しかし、この場面だけを見た人がいたら、どうでしょう。

・無礼講の場所かもしれないが、マナーがなってない。
・得意先の前でもこうなのか。
・下顎と唇の分離に問題があるのでは。
など、重大問題のようにとらえるかもしれません。

【良くも悪くも、慣れ】
慣れることで、それなりに適応できる環境をつくることで、人はそれを問題視しなくなる傾向があるのではないでしょうか。それは互いに住みやすい空間をつくるとともに、本来手をかけなければならないであろう問題を覆い隠すことにもつながっていると思います。

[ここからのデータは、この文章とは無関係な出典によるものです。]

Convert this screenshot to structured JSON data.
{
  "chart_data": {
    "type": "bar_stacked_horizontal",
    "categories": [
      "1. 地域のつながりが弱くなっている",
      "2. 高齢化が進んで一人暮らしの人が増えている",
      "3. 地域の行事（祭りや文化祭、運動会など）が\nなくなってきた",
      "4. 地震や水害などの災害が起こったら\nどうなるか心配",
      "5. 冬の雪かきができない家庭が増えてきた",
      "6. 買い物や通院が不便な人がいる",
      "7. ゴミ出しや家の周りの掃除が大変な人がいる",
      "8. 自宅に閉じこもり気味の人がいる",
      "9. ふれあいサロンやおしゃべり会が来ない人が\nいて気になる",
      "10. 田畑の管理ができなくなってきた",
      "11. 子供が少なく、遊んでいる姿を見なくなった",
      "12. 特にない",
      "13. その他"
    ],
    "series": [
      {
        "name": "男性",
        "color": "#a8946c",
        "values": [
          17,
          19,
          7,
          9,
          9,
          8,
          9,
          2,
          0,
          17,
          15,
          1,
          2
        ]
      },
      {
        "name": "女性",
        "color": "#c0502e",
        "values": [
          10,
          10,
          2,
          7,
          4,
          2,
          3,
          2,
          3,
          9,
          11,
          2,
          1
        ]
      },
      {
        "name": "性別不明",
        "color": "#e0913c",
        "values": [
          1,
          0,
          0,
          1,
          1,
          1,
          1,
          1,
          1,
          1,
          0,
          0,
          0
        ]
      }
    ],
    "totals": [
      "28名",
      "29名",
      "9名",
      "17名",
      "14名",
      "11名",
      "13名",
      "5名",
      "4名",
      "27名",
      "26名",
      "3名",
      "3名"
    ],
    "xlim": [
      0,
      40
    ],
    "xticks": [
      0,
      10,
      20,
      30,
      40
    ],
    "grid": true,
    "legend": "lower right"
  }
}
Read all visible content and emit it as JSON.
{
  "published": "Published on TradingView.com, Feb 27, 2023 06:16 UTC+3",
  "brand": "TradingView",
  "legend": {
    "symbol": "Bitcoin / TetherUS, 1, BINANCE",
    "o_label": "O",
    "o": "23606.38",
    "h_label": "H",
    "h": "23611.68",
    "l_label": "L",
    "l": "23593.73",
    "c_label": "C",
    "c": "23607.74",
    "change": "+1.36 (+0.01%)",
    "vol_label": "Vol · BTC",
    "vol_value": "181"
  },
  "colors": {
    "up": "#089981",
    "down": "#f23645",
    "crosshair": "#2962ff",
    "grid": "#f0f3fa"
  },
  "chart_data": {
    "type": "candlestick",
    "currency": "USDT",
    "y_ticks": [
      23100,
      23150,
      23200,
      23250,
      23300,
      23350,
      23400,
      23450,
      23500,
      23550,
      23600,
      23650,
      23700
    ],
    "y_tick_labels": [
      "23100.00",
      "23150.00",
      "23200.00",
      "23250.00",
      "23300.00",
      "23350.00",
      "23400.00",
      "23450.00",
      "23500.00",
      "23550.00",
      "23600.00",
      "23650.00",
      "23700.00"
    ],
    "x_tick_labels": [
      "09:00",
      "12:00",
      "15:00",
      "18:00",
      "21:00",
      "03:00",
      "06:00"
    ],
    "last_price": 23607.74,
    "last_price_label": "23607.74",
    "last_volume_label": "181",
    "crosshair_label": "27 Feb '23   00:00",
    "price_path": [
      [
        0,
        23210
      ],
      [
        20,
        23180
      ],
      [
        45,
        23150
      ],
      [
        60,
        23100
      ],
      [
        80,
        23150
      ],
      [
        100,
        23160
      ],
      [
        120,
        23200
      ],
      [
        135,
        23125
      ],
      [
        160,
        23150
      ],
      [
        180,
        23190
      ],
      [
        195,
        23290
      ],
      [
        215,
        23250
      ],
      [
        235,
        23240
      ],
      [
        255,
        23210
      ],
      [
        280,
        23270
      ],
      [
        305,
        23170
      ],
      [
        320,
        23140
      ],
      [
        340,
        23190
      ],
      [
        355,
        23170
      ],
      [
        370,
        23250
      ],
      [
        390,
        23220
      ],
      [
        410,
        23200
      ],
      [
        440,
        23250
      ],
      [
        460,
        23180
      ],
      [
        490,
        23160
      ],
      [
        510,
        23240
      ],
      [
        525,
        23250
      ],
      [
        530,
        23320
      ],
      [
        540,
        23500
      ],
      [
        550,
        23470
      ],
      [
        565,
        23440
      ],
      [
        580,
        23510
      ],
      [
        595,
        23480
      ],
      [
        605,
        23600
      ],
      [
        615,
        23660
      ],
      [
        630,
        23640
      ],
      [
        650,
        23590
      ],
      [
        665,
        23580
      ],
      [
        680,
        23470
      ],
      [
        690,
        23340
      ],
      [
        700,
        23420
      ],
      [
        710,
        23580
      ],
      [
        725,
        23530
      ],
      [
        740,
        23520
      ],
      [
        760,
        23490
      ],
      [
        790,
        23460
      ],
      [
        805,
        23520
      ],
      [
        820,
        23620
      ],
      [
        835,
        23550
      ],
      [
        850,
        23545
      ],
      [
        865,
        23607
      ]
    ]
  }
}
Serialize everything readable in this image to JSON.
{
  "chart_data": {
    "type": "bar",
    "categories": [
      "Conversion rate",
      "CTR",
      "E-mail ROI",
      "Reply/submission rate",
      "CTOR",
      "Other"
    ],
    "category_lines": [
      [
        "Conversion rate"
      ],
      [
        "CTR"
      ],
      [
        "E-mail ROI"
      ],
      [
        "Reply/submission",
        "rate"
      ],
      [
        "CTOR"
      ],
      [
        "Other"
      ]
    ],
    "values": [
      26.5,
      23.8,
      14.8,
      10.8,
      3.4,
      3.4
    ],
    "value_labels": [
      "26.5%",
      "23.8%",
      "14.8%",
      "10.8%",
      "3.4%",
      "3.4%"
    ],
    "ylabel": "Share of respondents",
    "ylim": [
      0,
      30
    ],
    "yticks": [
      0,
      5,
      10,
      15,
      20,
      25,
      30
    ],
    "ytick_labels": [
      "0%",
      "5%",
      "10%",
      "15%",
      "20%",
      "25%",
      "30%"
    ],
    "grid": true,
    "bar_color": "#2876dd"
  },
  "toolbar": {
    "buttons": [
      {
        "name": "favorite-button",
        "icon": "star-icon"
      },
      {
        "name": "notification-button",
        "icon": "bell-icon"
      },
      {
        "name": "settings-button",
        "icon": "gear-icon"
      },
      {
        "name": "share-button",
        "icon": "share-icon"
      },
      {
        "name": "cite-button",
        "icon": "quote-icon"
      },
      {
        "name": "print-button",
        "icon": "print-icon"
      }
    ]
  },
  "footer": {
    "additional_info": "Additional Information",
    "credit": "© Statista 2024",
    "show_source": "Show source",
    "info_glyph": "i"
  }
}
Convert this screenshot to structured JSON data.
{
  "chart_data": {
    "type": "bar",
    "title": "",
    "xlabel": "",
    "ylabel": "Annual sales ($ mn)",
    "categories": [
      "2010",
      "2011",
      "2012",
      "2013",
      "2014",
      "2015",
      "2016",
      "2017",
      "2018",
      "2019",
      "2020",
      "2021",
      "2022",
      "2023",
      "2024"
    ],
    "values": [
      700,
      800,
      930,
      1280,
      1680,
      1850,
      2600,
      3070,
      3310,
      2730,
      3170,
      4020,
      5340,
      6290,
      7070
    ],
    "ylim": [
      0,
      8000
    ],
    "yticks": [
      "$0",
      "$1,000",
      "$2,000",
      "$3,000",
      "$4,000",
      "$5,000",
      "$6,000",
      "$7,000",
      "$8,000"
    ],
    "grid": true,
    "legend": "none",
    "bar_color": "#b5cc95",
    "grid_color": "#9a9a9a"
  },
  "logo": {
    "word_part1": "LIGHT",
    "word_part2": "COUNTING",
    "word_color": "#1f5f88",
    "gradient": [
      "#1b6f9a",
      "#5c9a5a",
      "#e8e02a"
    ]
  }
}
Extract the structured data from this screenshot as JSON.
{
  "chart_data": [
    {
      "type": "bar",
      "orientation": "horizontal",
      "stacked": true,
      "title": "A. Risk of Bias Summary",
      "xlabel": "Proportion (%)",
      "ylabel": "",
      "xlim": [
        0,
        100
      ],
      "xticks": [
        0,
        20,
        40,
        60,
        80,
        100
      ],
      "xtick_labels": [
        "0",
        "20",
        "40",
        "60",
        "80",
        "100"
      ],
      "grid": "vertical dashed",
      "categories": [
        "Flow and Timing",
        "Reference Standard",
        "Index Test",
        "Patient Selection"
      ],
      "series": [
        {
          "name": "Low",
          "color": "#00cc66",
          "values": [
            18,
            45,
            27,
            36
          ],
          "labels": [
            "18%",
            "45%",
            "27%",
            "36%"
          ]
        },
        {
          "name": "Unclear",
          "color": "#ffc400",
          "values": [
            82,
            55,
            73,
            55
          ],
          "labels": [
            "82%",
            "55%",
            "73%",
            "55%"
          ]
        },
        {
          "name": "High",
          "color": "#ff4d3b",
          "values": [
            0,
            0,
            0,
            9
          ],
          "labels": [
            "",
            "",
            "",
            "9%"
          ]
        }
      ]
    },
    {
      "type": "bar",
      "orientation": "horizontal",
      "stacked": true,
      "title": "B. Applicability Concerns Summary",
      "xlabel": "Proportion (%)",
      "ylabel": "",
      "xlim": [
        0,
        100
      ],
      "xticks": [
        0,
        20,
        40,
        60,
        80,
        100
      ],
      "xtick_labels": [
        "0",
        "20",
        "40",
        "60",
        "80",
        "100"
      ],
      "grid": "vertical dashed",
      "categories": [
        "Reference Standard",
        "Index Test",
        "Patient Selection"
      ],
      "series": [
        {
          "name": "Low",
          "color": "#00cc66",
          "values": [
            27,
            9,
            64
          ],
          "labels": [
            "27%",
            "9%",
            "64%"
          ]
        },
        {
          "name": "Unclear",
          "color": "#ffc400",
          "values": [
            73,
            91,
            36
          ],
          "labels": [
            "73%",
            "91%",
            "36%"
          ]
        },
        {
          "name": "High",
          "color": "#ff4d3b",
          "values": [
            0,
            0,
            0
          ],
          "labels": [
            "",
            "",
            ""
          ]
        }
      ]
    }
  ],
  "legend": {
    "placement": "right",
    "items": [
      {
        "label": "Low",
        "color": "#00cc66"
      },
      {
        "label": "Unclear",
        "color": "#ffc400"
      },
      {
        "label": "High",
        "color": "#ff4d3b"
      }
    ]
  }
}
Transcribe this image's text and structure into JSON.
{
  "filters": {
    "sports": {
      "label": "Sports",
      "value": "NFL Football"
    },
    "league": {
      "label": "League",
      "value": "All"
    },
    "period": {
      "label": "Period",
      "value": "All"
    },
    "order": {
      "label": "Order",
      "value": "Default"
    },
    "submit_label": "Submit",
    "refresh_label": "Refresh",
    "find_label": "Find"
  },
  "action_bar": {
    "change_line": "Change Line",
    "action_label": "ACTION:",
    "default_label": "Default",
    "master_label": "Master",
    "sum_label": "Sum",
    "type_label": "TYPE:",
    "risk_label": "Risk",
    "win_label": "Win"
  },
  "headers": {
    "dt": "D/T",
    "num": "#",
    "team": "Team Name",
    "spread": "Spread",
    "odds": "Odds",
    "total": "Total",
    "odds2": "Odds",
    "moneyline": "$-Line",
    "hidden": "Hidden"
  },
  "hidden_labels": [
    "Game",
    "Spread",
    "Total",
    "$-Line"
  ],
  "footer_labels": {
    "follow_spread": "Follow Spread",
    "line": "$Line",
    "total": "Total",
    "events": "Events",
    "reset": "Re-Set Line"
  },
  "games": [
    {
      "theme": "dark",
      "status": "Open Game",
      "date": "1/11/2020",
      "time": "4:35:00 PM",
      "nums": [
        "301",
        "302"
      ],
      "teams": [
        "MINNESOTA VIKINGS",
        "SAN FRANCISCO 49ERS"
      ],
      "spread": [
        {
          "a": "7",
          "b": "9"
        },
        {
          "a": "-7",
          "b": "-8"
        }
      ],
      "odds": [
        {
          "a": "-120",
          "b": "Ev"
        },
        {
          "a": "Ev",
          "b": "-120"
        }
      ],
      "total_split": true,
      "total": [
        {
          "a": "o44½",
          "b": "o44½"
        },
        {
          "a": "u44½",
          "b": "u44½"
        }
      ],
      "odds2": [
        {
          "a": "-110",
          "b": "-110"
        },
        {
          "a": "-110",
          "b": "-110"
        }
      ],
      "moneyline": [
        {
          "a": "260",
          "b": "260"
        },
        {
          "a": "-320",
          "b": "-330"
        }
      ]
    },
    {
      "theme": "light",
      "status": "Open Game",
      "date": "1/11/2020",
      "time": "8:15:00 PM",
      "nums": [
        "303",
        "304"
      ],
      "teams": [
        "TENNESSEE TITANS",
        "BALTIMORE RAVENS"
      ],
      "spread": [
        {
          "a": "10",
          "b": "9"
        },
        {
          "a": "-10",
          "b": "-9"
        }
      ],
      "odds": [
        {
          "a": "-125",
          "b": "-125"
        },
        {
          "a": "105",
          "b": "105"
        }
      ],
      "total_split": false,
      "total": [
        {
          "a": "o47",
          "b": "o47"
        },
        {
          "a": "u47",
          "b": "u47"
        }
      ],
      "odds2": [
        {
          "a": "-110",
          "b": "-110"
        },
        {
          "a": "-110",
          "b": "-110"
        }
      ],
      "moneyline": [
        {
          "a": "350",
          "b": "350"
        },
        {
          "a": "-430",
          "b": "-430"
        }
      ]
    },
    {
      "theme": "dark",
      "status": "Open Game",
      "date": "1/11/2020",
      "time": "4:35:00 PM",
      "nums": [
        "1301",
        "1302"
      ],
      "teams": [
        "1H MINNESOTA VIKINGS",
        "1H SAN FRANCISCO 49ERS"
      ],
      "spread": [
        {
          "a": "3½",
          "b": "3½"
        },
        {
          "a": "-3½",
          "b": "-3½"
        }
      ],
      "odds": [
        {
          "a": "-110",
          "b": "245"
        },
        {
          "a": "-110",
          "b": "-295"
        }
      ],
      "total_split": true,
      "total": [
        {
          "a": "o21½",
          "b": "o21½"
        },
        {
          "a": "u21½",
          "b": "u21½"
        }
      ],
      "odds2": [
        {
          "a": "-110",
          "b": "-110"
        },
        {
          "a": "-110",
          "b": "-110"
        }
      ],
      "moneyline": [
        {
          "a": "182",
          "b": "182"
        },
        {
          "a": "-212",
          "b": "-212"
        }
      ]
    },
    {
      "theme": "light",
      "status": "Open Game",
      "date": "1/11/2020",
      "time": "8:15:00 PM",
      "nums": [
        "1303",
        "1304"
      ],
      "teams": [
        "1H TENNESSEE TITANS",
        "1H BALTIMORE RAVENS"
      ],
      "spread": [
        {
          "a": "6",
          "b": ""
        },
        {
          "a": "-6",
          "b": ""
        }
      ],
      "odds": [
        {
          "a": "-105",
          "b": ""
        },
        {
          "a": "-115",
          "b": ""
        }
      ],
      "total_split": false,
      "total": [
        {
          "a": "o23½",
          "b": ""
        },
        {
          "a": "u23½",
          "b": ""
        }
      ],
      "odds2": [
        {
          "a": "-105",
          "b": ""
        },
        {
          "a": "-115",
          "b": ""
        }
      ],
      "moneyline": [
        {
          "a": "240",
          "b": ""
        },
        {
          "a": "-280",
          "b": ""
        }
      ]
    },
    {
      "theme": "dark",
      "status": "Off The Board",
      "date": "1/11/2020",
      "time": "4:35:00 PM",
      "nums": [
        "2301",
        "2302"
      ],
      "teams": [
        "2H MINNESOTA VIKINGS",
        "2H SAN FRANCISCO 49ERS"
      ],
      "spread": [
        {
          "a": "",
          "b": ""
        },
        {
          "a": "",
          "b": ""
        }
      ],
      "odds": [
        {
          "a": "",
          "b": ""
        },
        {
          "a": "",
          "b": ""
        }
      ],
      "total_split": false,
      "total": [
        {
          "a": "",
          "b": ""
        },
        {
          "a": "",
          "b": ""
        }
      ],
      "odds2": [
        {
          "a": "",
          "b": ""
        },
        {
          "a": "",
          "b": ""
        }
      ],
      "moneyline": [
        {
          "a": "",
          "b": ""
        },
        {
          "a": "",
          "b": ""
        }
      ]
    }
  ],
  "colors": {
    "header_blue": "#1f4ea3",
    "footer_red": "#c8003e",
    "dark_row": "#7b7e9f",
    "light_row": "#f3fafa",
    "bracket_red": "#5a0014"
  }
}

今ある教員も含めた支援者(保護者も含め)は、将来までの責任を負っていない場合が結構あるということです。予見できる課題は何か、そのために今できることはあるか、いつ頃着手するのが妥当か、それらを意識の中にもってくることができる状況かも大きいと感じます。

そうして、浮かび上がったものを課題として取り上げるかですが、周囲の人の許容度、多忙感、体力、専門性、価値観、経済力、立場、優先順位など、様々な条件のなかで決められるものですから、スタート地点で合意がないと、着手や継続はかなり難しいかもしれません。